Why be so afraid to grow?
They might take me down.
I might come crashing down.
Down you say.
Might you be down now?
Then you know what down is.
You know what down does.
You know the love of down.
Ah, you want to go downer.
Quite natural, I say.
How many of you are deep sea divers,
how many of you are deep soul divers?
You want to dive deeper,
you want to dive downer.
In the depths your rage and my rage are indistinguishable,
your fear and my fear made of the same stuff.
Your love and my love, in love, in love.
Now that you know this, ascend, ok?
Heights are only scary because the depths are (still) calling to you.

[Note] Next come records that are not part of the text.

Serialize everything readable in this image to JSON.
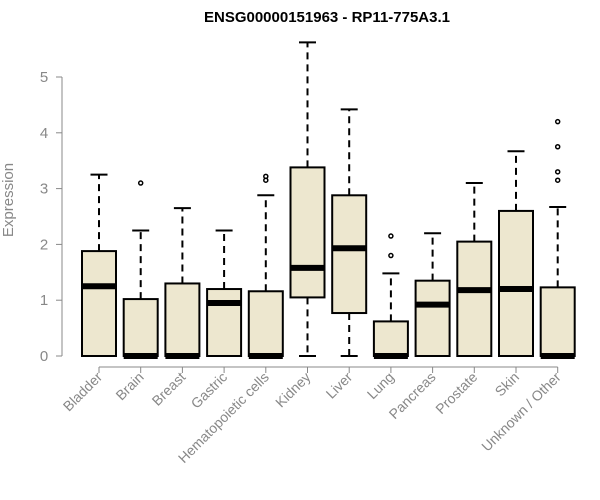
{
  "chart_data": {
    "type": "boxplot",
    "title": "ENSG00000151963 - RP11-775A3.1",
    "ylabel": "Expression",
    "ylim": [
      0,
      5.65
    ],
    "yticks": [
      0,
      1,
      2,
      3,
      4,
      5
    ],
    "categories": [
      "Bladder",
      "Brain",
      "Breast",
      "Gastric",
      "Hematopoietic cells",
      "Kidney",
      "Liver",
      "Lung",
      "Pancreas",
      "Prostate",
      "Skin",
      "Unknown / Other"
    ],
    "boxes": [
      {
        "name": "Bladder",
        "whisker_low": 0,
        "q1": 0,
        "median": 1.25,
        "q3": 1.88,
        "whisker_high": 3.25,
        "outliers": []
      },
      {
        "name": "Brain",
        "whisker_low": 0,
        "q1": 0,
        "median": 0,
        "q3": 1.02,
        "whisker_high": 2.25,
        "outliers": [
          3.1
        ]
      },
      {
        "name": "Breast",
        "whisker_low": 0,
        "q1": 0,
        "median": 0,
        "q3": 1.3,
        "whisker_high": 2.65,
        "outliers": []
      },
      {
        "name": "Gastric",
        "whisker_low": 0,
        "q1": 0,
        "median": 0.95,
        "q3": 1.2,
        "whisker_high": 2.25,
        "outliers": []
      },
      {
        "name": "Hematopoietic cells",
        "whisker_low": 0,
        "q1": 0,
        "median": 0,
        "q3": 1.16,
        "whisker_high": 2.88,
        "outliers": [
          3.15,
          3.22
        ]
      },
      {
        "name": "Kidney",
        "whisker_low": 0,
        "q1": 1.05,
        "median": 1.58,
        "q3": 3.38,
        "whisker_high": 5.62,
        "outliers": []
      },
      {
        "name": "Liver",
        "whisker_low": 0,
        "q1": 0.77,
        "median": 1.93,
        "q3": 2.88,
        "whisker_high": 4.42,
        "outliers": []
      },
      {
        "name": "Lung",
        "whisker_low": 0,
        "q1": 0,
        "median": 0,
        "q3": 0.62,
        "whisker_high": 1.48,
        "outliers": [
          1.8,
          2.15
        ]
      },
      {
        "name": "Pancreas",
        "whisker_low": 0,
        "q1": 0,
        "median": 0.92,
        "q3": 1.35,
        "whisker_high": 2.2,
        "outliers": []
      },
      {
        "name": "Prostate",
        "whisker_low": 0,
        "q1": 0,
        "median": 1.18,
        "q3": 2.05,
        "whisker_high": 3.1,
        "outliers": []
      },
      {
        "name": "Skin",
        "whisker_low": 0,
        "q1": 0,
        "median": 1.2,
        "q3": 2.6,
        "whisker_high": 3.67,
        "outliers": []
      },
      {
        "name": "Unknown / Other",
        "whisker_low": 0,
        "q1": 0,
        "median": 0,
        "q3": 1.23,
        "whisker_high": 2.67,
        "outliers": [
          3.15,
          3.3,
          3.75,
          4.2
        ]
      }
    ],
    "box_fill": "#ede7cf",
    "box_stroke": "#000000",
    "axis_color": "#888888",
    "grid": false,
    "legend": false
  }
}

Some of my future posts might sound like ‘advice’ on ‘life’. I want to dedicate this post to stating that as a human being I know nothing and that this is an agonising state to be in and at the same time such a relief and so beautiful. See previous post. For this reason anything I write will be in the pursuit of clarity, knowing full well that words will always only be words. For you and for me.
I am feeling self-conscious because I know how easily this type of writing can become a cliché or even a distraction. We all need different things at different times. Distractions can work wonders.
Starting this new year I need: to see words, to share, to connect – and then to go out and immerse myself so deeply in the uncertainty of life that the only words that stick might be “I know nothing”.
What do you need?
This is my home, this ground, this wet soil.
Why did I ever think to upturn my roots in the hope of gaining higher ground,
that is, for the fear of losing ground?
When did I leave the depths to lie face down on the hard parched surface?
When did I decide that the thing to do was to roll over, never look down and instead lift my gaze in the name of aiming for the stars?
Now doesn’t that sound grand.
How did I forget that I don’t need to check up on the sun?
Some say she knows her burning act.
The devil is in the details or is the devil in the dust?
Water this sand with tears and sink.
Away from the stars, away from stardom, don’t blink, don’t think.
Inc. Inc. Bling. Ing.
Do I want to shed a thousand skins or only one?
What can’t my eyes see that I already am?
What can this circle hold?
What can this square become?
There is no point rearranging jars
stored on the shelves in your mind.
Peel off their labels, unscrew their lids.
In time be willing to drop them
one by one
and see them smash on the floor.
Feel the pain as you tiptoe over the shards of glass
and out into what is freedom.
One way to live your life: blow stardust into the desert. Just do it.
Sit back and roar with laughter at the heavens which gave you the breath.
Wait for the echo to come flying back.
Count your fingers just to check you know your numbers and that you have your fingers. Buy some sheep and count those too.
Jam with your eyes closed. Then open them to see the music.
Sip on some tonic. The sun’s already down.